Seattle Times columnist Danny Westneat agrees with Mayor Bruce Harrell. The "crime wave" is finally breaking. And, as a consequence, new stores are opening in the downtown area, a Christmas star shines again on the facade of Macy's former building, the McDonald’s on Pine has "finally emerged from its hardened plywood shell." Westneat describes the criminal activity that dominated Third and Pine as "a scene from a medieval back alley, playing out in the heart of a modern city."
There was no need for Westneat to go back as far as the Dark Ages to find his nightmarish image of the criminal activity that ruled Third and Pine. He could have just gone back to Seattle's Depression-era Hooverville. Or could have just mentioned scenes from the 1984 documentary Streetwise. That said, Westneat's reading of the downtown situation is actually right.
I've been downtown many times in recent months and it's seemed almost back to pre-pandemic levels of activity in the shopping core. Crime fears aren't what cause office workers to want to stay remote — they just prefer the flexibility. https://t.co/sdDXJ7yYCV— Robert Cruickshank (@cruickshank) November 30, 2022
I chose to use the word "actually" because it's in the family of the word "act." Business confidence is an emotional (indeed spiritually animal) state that, in our young culture, is vital. It leads to the only process by which an economy grows: continuous investments.
As the greatest economist of the 20th century, the Pole Michał Kalecki, put it: "...workers spend what they get and the capitalists get what they spend." That is the whole business made as plain as possible. Workers get to spend on what is deemed culturally necessary only if capitalist investments do not go belly up, only if they return as more money. De-link the latter from the former, and you have a depression, a Hooverville, crime waves. The strong and consistently successful resistance to social welfare has this, as a cultural formation (how you spend), as its key explanation.
In this economic space, which is now worldwide, Westneat's reading of the developments on Third and Pine and downtown in general can only be right, and ring of nothing but good news. And how can you disagree with Mayor Bruce Harrell's sweeps and increased spending on our city's bloated policing apparatus? Right and wrong are not eternal, but culturally constructed, historically specific. The alleys of a medieval city or town were not capitalist. Spending in those times was not at all structured like ours. But Westneat has to make this crude comparison because, being on the right (good, positive) side of history, he must make the criminal feeling its opposite: transhistorical. It was there in the alleys of plague-riddled Bologna. It was there on 21st century Pine and Third. These are just bad people all around, all through history.

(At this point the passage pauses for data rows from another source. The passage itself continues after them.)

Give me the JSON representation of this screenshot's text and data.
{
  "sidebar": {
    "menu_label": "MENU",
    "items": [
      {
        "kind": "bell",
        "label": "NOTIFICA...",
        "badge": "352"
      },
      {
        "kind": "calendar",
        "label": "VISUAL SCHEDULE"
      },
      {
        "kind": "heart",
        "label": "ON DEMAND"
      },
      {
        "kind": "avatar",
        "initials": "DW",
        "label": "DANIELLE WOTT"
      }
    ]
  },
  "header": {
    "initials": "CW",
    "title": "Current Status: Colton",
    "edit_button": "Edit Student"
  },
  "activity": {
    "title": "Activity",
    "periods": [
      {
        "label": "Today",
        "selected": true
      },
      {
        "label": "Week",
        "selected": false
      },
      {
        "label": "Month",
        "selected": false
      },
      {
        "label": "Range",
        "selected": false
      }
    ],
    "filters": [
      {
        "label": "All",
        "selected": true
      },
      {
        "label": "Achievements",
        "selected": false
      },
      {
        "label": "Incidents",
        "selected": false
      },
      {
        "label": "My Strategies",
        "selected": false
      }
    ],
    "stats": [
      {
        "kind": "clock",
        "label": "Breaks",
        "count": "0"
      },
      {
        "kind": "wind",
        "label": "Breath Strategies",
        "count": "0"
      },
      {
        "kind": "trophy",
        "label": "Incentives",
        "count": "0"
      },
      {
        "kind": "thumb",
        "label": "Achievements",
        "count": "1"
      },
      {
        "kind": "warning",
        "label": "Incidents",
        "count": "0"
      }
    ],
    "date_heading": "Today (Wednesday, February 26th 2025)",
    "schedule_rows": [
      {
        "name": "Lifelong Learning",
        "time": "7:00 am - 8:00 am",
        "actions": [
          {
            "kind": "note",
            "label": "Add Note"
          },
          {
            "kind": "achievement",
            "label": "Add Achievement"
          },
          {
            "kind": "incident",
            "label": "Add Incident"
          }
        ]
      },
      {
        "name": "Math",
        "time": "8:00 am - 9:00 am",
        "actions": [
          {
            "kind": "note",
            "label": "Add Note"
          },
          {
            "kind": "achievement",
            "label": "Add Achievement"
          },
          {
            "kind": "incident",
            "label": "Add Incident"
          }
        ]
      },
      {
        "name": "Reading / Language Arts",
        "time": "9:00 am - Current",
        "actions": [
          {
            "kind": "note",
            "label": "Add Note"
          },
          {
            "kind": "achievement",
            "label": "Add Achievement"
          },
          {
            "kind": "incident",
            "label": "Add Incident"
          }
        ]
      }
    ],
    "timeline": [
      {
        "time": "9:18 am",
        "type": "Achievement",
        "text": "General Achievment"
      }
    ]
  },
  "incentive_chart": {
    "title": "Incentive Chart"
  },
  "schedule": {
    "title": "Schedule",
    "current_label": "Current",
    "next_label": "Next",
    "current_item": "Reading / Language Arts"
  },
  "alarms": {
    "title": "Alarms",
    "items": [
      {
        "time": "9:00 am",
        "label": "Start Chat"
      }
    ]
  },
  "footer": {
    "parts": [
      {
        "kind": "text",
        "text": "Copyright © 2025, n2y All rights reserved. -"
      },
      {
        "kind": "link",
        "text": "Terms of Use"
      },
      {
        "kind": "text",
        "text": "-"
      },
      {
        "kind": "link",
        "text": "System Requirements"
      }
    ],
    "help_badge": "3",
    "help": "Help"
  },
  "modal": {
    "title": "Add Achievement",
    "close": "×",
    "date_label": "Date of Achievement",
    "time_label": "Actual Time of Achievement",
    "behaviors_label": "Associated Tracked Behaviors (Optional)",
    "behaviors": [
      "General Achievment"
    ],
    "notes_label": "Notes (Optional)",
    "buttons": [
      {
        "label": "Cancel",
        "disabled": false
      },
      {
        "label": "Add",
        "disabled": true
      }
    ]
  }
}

Meaning, morality and activity are historically (rather than eternally) determined. If you are on the left, you have to be wrong, every time. Why? Because the logic of sensible (or what appears as rational) distribution of the monetized social product can only break down when expressed in a cultural space that's organized by the two dominant modes of spending. The left will never win this game. Ever. One only has to look at the big business story of yesterday, November 30, to see the truth of this. The US's GDP actually grew by 2.8% in the last quarter, and this was celebrated by Dems as evidence of Biden's boom.

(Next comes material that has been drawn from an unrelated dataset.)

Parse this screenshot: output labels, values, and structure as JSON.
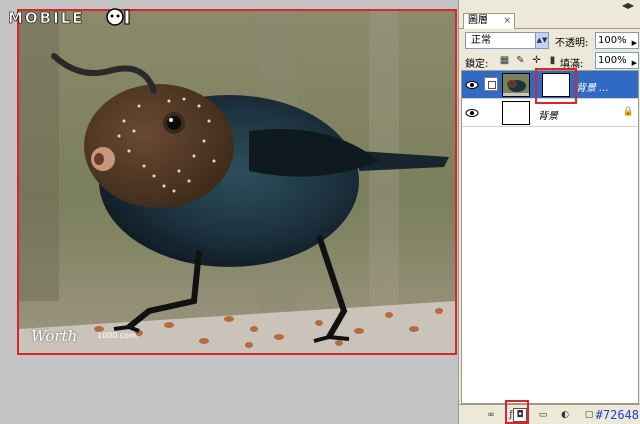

U.S. grew 2.9% in third quarter, GDP shows, and there’s little sign of recession for now https://t.co/ynTDtxF7tX— MarketWatch (@MarketWatch) November 30, 2022
Dark Brandon revised GDP upwards. https://t.co/jtesUHevc9— Matthew Yglesias (@mattyglesias) November 30, 2022
Westneat is in this culture, one that rewards Dems (the US's labor party) if capitalists are making larger and larger investments (the source of their spending), actually rational. Socialists are the irrational ones. The culture where leftist rationality—which is, to be sure, closer to human sociobiologically—rules does not exist in our day. But what this only tells us is what the Frankfurt School already knew: Reason changes from historical context to historical context. Sweeps are more rational than social housing.